At the beginning of June, I attended a weekend long quilt retreat with the Guild and say across from the one member who had already finished (completely by hand) her My Small World. I had brought along my materials and pattern, and although I still didn’t get any further, I renewed my commitment. If Suzanne could complete hers in 6 months, I could too. The second half of the year.
I am much farther along toward my goal after the last 3 days and it is seeming very possible. So I’ll tell you how I did it over a series of posts because I’m excited for more people to create their own versions of this intricate and personal project. Stay tuned.
I finally took a longarm class in order to rent time on a longarm machine at The Quilted Rose, here in San Diego. I would now like to offer up my right kidney to the highest bidder so that I can purchase a longarm machine and use it everyday. The machines at TQR are pretty old and huge, and when I rented time, they actually gave me the clunkiest one. I was not super pleased about that, but it did not deter me from longarm quilting in the slightest.
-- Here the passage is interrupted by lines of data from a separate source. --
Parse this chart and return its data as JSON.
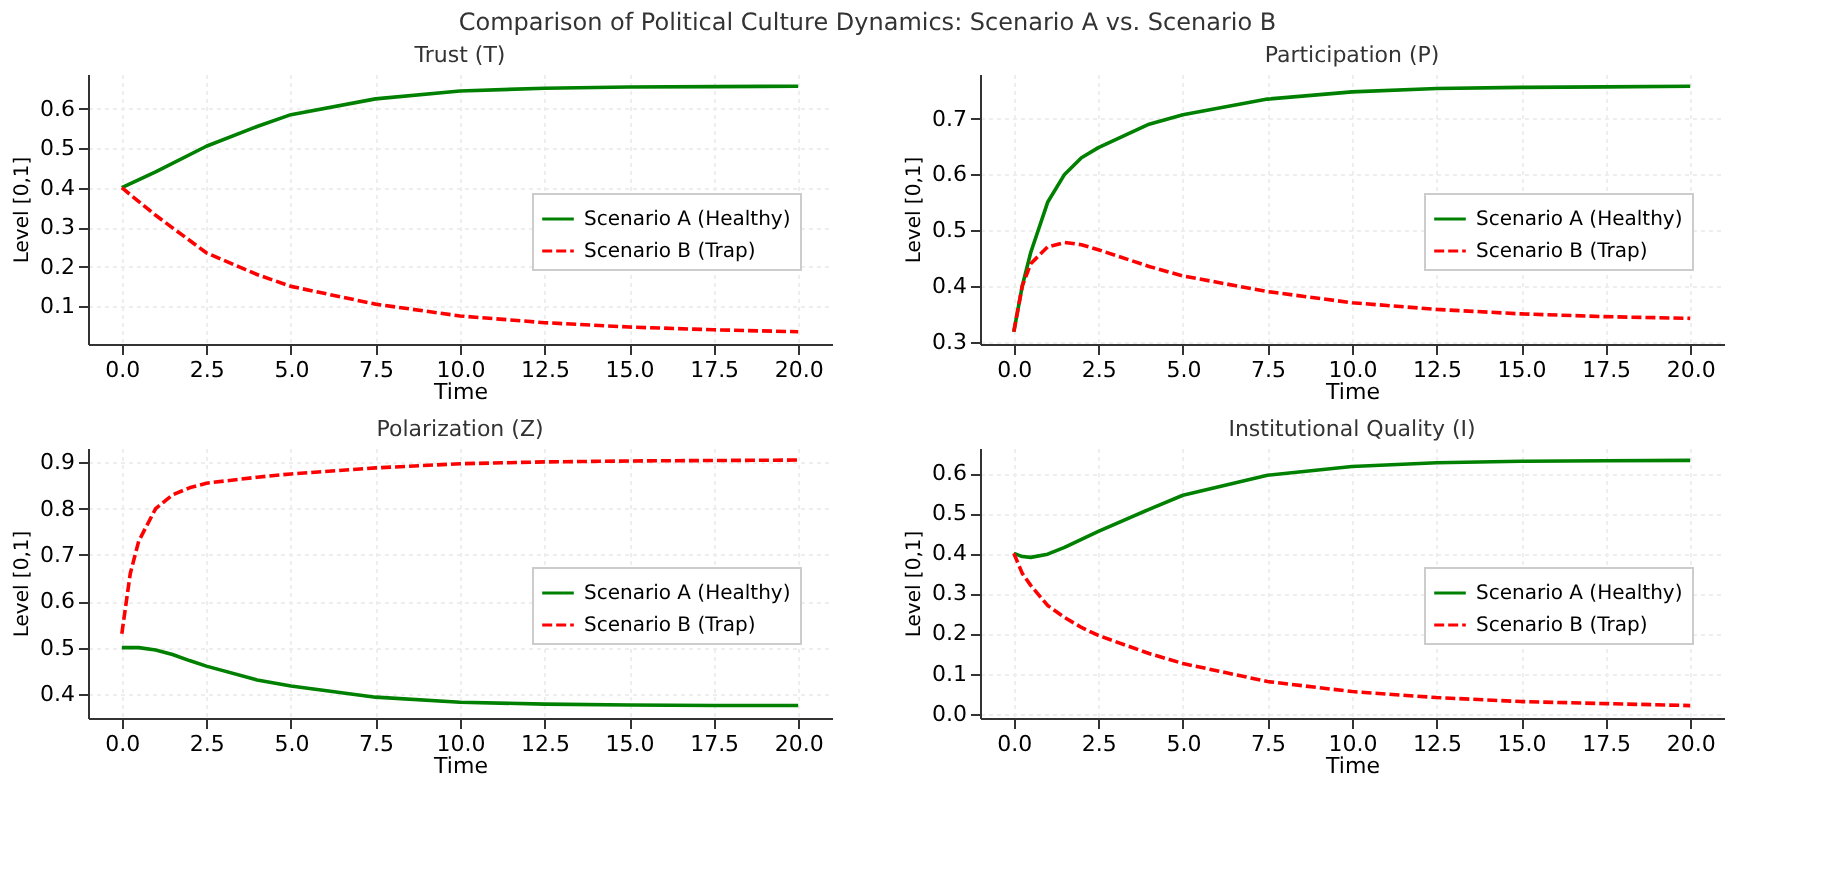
{
  "chart_data": [
    {
      "type": "line",
      "title": "Trust (T)",
      "annotations": [
        "Comparison of Political Culture Dynamics: Scenario A vs. Scenario B"
      ],
      "xlabel": "Time",
      "ylabel": "Level [0,1]",
      "xlim": [
        -1,
        21
      ],
      "ylim": [
        0.004,
        0.688
      ],
      "xticks": [
        {
          "value": 0,
          "label": "0.0"
        },
        2.5,
        {
          "value": 5,
          "label": "5.0"
        },
        7.5,
        {
          "value": 10,
          "label": "10.0"
        },
        12.5,
        {
          "value": 15,
          "label": "15.0"
        },
        17.5,
        {
          "value": 20,
          "label": "20.0"
        }
      ],
      "yticks": [
        0.1,
        0.2,
        0.3,
        0.4,
        0.5,
        0.6
      ],
      "grid": true,
      "legend": "right",
      "marker": "none",
      "x": [
        0,
        1,
        2.5,
        4,
        5,
        7.5,
        10,
        12.5,
        15,
        17.5,
        20
      ],
      "series": [
        {
          "name": "Scenario A (Healthy)",
          "color": "#008000",
          "line_style": "solid",
          "values": [
            0.4,
            0.44,
            0.505,
            0.555,
            0.585,
            0.625,
            0.645,
            0.652,
            0.655,
            0.656,
            0.657
          ]
        },
        {
          "name": "Scenario B (Trap)",
          "color": "#ff0000",
          "line_style": "dashed",
          "values": [
            0.4,
            0.33,
            0.235,
            0.18,
            0.15,
            0.105,
            0.075,
            0.058,
            0.047,
            0.04,
            0.035
          ]
        }
      ]
    },
    {
      "type": "line",
      "title": "Participation (P)",
      "xlabel": "Time",
      "ylabel": "Level [0,1]",
      "xlim": [
        -1,
        21
      ],
      "ylim": [
        0.296,
        0.78
      ],
      "xticks": [
        {
          "value": 0,
          "label": "0.0"
        },
        2.5,
        {
          "value": 5,
          "label": "5.0"
        },
        7.5,
        {
          "value": 10,
          "label": "10.0"
        },
        12.5,
        {
          "value": 15,
          "label": "15.0"
        },
        17.5,
        {
          "value": 20,
          "label": "20.0"
        }
      ],
      "yticks": [
        0.3,
        0.4,
        0.5,
        0.6,
        0.7
      ],
      "grid": true,
      "legend": "right",
      "marker": "none",
      "x": [
        0,
        0.25,
        0.5,
        1,
        1.5,
        2,
        2.5,
        4,
        5,
        7.5,
        10,
        12.5,
        15,
        17.5,
        20
      ],
      "series": [
        {
          "name": "Scenario A (Healthy)",
          "color": "#008000",
          "line_style": "solid",
          "values": [
            0.318,
            0.4,
            0.46,
            0.55,
            0.6,
            0.63,
            0.648,
            0.69,
            0.707,
            0.735,
            0.748,
            0.754,
            0.756,
            0.757,
            0.758
          ]
        },
        {
          "name": "Scenario B (Trap)",
          "color": "#ff0000",
          "line_style": "dashed",
          "values": [
            0.318,
            0.4,
            0.44,
            0.47,
            0.478,
            0.474,
            0.465,
            0.435,
            0.418,
            0.39,
            0.37,
            0.358,
            0.35,
            0.345,
            0.342
          ]
        }
      ]
    },
    {
      "type": "line",
      "title": "Polarization (Z)",
      "xlabel": "Time",
      "ylabel": "Level [0,1]",
      "xlim": [
        -1,
        21
      ],
      "ylim": [
        0.348,
        0.931
      ],
      "xticks": [
        {
          "value": 0,
          "label": "0.0"
        },
        2.5,
        {
          "value": 5,
          "label": "5.0"
        },
        7.5,
        {
          "value": 10,
          "label": "10.0"
        },
        12.5,
        {
          "value": 15,
          "label": "15.0"
        },
        17.5,
        {
          "value": 20,
          "label": "20.0"
        }
      ],
      "yticks": [
        0.4,
        0.5,
        0.6,
        0.7,
        0.8,
        0.9
      ],
      "grid": true,
      "legend": "right",
      "marker": "none",
      "x": [
        0,
        0.25,
        0.5,
        1,
        1.5,
        2,
        2.5,
        4,
        5,
        7.5,
        10,
        12.5,
        15,
        17.5,
        20
      ],
      "series": [
        {
          "name": "Scenario A (Healthy)",
          "color": "#008000",
          "line_style": "solid",
          "values": [
            0.5,
            0.5,
            0.5,
            0.495,
            0.485,
            0.472,
            0.46,
            0.43,
            0.417,
            0.393,
            0.382,
            0.378,
            0.376,
            0.375,
            0.375
          ]
        },
        {
          "name": "Scenario B (Trap)",
          "color": "#ff0000",
          "line_style": "dashed",
          "values": [
            0.53,
            0.66,
            0.73,
            0.8,
            0.83,
            0.845,
            0.855,
            0.868,
            0.875,
            0.888,
            0.897,
            0.901,
            0.903,
            0.904,
            0.905
          ]
        }
      ]
    },
    {
      "type": "line",
      "title": "Institutional Quality (I)",
      "xlabel": "Time",
      "ylabel": "Level [0,1]",
      "xlim": [
        -1,
        21
      ],
      "ylim": [
        -0.011,
        0.663
      ],
      "xticks": [
        {
          "value": 0,
          "label": "0.0"
        },
        2.5,
        {
          "value": 5,
          "label": "5.0"
        },
        7.5,
        {
          "value": 10,
          "label": "10.0"
        },
        12.5,
        {
          "value": 15,
          "label": "15.0"
        },
        17.5,
        {
          "value": 20,
          "label": "20.0"
        }
      ],
      "yticks": [
        {
          "value": 0,
          "label": "0.0"
        },
        0.1,
        0.2,
        0.3,
        0.4,
        0.5,
        0.6
      ],
      "grid": true,
      "legend": "right",
      "marker": "none",
      "x": [
        0,
        0.25,
        0.5,
        1,
        1.5,
        2,
        2.5,
        4,
        5,
        7.5,
        10,
        12.5,
        15,
        17.5,
        20
      ],
      "series": [
        {
          "name": "Scenario A (Healthy)",
          "color": "#008000",
          "line_style": "solid",
          "values": [
            0.4,
            0.392,
            0.39,
            0.398,
            0.415,
            0.435,
            0.455,
            0.51,
            0.545,
            0.595,
            0.617,
            0.626,
            0.63,
            0.631,
            0.632
          ]
        },
        {
          "name": "Scenario B (Trap)",
          "color": "#ff0000",
          "line_style": "dashed",
          "values": [
            0.4,
            0.35,
            0.32,
            0.27,
            0.24,
            0.215,
            0.195,
            0.15,
            0.125,
            0.08,
            0.055,
            0.04,
            0.03,
            0.025,
            0.02
          ]
        }
      ]
    }
  ]
}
It just made me google my other San Diego county options.
So my pieced quilt began with the central fairies fabric which is an out of print Alexander Henry print that I had no idea what to do with, but loved intensely and purchased from an etsy seller that specializes in out of print goodies. Then after our guild (SDMQG) did a Lizzy House challenge during Lizzy house’s visit, I was inspired by my fellow runner up (yes! I was totally a runner up!) and her Unicornio quilt. It was a large scale log cabin with a variety of colors and featuring a Lizzy house unicorn right smack dab in the center.
So I have been adding rich log cabin walls around these mysterious fairies slowly slowly slowly.
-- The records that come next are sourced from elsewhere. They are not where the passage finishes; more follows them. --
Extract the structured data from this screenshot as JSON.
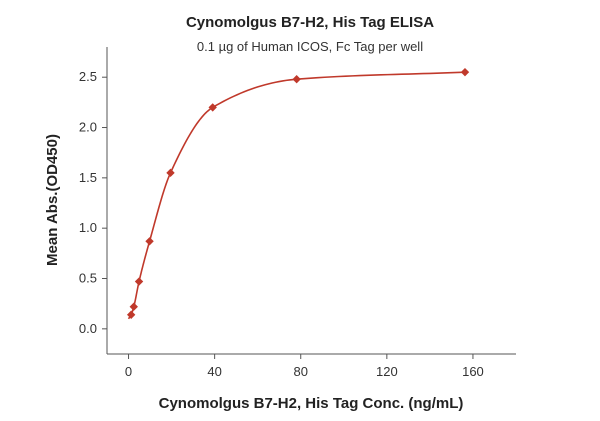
{
  "chart_data": {
    "type": "scatter",
    "title": "Cynomolgus B7-H2, His Tag ELISA",
    "subtitle": "0.1 µg of Human ICOS, Fc Tag per well",
    "xlabel": "Cynomolgus B7-H2, His Tag Conc. (ng/mL)",
    "ylabel": "Mean Abs.(OD450)",
    "xlim": [
      -10,
      180
    ],
    "ylim": [
      -0.25,
      2.8
    ],
    "xticks": [
      0,
      40,
      80,
      120,
      160
    ],
    "xtick_labels": [
      "0",
      "40",
      "80",
      "120",
      "160"
    ],
    "yticks": [
      0.0,
      0.5,
      1.0,
      1.5,
      2.0,
      2.5
    ],
    "ytick_labels": [
      "0.0",
      "0.5",
      "1.0",
      "1.5",
      "2.0",
      "2.5"
    ],
    "grid": false,
    "series": [
      {
        "color": "#c0392b",
        "marker": "diamond",
        "x": [
          1.22,
          2.44,
          4.88,
          9.77,
          19.5,
          39.1,
          78.1,
          156.3
        ],
        "y": [
          0.14,
          0.22,
          0.47,
          0.87,
          1.55,
          2.2,
          2.48,
          2.55
        ],
        "fit_line": true
      }
    ]
  }
}
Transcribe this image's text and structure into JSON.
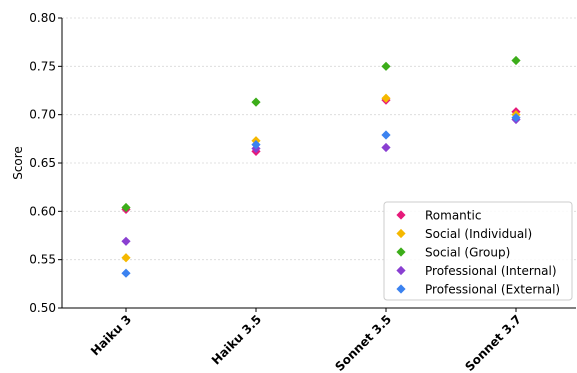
{
  "chart_data": {
    "type": "scatter",
    "title": "",
    "xlabel": "",
    "ylabel": "Score",
    "categories": [
      "Haiku 3",
      "Haiku 3.5",
      "Sonnet 3.5",
      "Sonnet 3.7"
    ],
    "ylim": [
      0.5,
      0.8
    ],
    "yticks": [
      "0.50",
      "0.55",
      "0.60",
      "0.65",
      "0.70",
      "0.75",
      "0.80"
    ],
    "grid": true,
    "legend_position": "bottom-right",
    "marker": "diamond",
    "series": [
      {
        "name": "Romantic",
        "color": "#e6197a",
        "values": [
          0.602,
          0.662,
          0.715,
          0.703
        ]
      },
      {
        "name": "Social (Individual)",
        "color": "#f5b800",
        "values": [
          0.552,
          0.673,
          0.717,
          0.7
        ]
      },
      {
        "name": "Social (Group)",
        "color": "#3cad1a",
        "values": [
          0.604,
          0.713,
          0.75,
          0.756
        ]
      },
      {
        "name": "Professional (Internal)",
        "color": "#8a3fd1",
        "values": [
          0.569,
          0.665,
          0.666,
          0.695
        ]
      },
      {
        "name": "Professional (External)",
        "color": "#3b82f0",
        "values": [
          0.536,
          0.669,
          0.679,
          0.697
        ]
      }
    ]
  }
}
If you look closely at the quilting, you’ll see that I basically tried everything I had practiced on paper from An Angela Walters book that I have, Shape by Shape. And it’s very beginner, but again, that machine was a rickety pile, so I am not totally to blame. And the prints are so busy, it doesn’t matter at all. I see it as a longarm sampler for me, and my daughter loves it on her bottom bunk (for when friends come to sleep over, she tells me). It couldn’t possibly go on the top bunk because, speaking of Lizzy House, that spot is reserved for the forthcoming Meadow Quilt (top is already complete!)